January’s private home sales were undaunted by the gloomy economic outlook and recent cooling measures, recording 2,077 transactions for the month, a whopping three times higher than December’s 670 units.
Excluding executive condominiums (ECs), this marks a 55 percent year-on-year rise to 1,872 units compared to 1,210 units in January 2011. Top-selling projects include Watertown at Punggol Central, The Hillier at Hillview Rise and Parc Rosewood.
The volume was largely sustained by sales in the OCR (Outside Central Region), which posted a record number of transactions at 1,966.
“The hike in sales was due to the launch of 2,665 units in the month compared to just 937 in December,” said Tejaswi Chunduri, Real Estate Analyst at PropertyGuru.
“In fact, more than 90 percent of the units launched were in the OCR, with the highest median price at S$1,644.”
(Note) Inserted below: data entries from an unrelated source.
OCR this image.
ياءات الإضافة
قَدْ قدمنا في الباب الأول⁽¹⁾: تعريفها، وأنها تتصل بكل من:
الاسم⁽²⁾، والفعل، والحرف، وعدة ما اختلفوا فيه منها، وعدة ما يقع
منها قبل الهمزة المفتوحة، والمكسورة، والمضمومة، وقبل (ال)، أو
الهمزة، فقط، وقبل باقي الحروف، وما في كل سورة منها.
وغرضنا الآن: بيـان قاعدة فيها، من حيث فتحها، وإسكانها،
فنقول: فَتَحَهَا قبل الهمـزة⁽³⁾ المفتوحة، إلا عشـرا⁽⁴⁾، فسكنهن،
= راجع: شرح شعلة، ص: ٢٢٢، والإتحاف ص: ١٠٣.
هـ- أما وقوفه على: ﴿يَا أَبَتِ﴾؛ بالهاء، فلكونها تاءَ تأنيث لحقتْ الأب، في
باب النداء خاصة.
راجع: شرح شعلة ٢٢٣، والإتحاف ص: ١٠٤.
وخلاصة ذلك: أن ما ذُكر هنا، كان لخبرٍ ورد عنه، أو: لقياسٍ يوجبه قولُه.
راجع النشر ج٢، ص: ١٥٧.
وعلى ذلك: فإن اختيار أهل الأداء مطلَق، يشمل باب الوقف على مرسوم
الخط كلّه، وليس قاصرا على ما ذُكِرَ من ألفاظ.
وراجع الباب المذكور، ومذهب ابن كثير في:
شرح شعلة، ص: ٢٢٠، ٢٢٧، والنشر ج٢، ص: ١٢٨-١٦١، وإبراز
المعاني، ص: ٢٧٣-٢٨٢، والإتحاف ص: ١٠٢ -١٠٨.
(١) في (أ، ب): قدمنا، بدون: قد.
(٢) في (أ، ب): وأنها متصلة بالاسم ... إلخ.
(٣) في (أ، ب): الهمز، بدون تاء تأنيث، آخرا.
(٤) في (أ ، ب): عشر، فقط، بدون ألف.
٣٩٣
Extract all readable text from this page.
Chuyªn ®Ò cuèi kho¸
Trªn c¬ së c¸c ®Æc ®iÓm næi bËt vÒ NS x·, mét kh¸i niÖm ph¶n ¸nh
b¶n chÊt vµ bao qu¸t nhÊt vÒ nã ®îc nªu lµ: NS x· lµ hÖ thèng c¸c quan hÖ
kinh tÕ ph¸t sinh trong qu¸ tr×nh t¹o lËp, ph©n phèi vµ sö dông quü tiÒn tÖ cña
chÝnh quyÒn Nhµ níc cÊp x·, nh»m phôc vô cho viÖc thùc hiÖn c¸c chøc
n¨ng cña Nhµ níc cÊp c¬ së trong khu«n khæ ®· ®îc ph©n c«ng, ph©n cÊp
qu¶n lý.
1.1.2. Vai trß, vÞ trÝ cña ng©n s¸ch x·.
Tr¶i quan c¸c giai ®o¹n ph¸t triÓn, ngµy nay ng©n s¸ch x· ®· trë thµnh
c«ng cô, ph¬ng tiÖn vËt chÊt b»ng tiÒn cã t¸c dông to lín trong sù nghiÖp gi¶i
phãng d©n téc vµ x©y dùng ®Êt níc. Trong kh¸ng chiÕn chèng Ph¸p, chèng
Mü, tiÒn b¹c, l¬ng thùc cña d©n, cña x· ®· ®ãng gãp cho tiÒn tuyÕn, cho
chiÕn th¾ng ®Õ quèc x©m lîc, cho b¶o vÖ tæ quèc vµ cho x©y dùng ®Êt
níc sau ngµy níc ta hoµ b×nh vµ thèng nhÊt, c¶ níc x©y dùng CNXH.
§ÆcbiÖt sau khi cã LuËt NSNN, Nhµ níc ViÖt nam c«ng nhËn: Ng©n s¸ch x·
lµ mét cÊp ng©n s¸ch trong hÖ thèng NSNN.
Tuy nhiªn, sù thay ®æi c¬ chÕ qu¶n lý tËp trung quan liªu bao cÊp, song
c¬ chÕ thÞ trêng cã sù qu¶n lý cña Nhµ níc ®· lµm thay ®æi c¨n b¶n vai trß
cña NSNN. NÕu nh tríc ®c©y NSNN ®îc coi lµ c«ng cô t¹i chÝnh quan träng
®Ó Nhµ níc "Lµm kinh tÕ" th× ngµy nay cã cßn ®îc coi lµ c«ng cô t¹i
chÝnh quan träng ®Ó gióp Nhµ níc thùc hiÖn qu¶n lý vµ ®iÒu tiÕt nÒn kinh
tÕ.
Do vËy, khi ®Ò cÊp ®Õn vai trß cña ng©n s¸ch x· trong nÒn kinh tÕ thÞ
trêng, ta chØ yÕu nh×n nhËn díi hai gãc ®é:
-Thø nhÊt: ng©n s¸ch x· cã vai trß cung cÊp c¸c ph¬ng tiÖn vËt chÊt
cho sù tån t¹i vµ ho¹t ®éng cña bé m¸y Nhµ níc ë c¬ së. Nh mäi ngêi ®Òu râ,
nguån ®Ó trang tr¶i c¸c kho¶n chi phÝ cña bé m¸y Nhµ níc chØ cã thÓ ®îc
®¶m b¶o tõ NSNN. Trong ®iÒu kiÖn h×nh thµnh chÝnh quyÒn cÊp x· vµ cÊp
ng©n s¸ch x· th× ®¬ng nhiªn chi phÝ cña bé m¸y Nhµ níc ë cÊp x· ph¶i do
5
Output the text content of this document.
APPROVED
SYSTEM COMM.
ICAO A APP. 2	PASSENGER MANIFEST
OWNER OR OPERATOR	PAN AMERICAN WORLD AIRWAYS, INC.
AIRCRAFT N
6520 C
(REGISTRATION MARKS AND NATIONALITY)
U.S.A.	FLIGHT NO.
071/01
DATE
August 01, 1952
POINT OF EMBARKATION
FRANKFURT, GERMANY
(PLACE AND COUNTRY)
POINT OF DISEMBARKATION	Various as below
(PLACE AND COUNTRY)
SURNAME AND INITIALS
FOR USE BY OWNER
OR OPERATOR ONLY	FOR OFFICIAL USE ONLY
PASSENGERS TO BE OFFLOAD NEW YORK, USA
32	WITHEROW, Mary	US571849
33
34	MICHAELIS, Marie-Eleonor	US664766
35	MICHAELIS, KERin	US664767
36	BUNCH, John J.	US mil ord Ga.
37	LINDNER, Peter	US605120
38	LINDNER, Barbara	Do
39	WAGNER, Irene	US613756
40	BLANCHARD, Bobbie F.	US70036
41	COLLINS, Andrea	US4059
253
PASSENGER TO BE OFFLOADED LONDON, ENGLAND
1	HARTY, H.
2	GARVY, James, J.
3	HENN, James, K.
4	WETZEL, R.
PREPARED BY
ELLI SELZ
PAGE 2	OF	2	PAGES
Meanwhile, activity remained muted outside the OCR, as there were no new launches within the Core Central Region (CCR). Sales activity there dwindled 51 percent month-on-month to just 17 units.
As for the Rest of Central Region (RCR), launches reached 224 units but overall take-up was only 42 percent, down from December’s 81 percent.
On the lacklustre performance of the other regions, Chia Siew Chuin, Director of Research & Advisory at Colliers international, said that with the “global economic uncertainties and the imposition of the ABSD, developers as well as prospective buyers and investors largely stayed away from the high-end/luxury and mid-tier markets in January 2012.”
Alan Cheong, Head of Research at Savills Singapore added that “the ABSD possibly had a negative impact on foreign buyers who traditionally favoured launches in CCR and RCR.”
“Going forward, we expect the sale of mass-market projects to remain healthy. Developers will continue to be innovative in the lifestyle options for new projects while at the same time, offering attractive discounts to negate the ABSD,” noted Li Hiaw Ho, Executive Director at CBRE Research.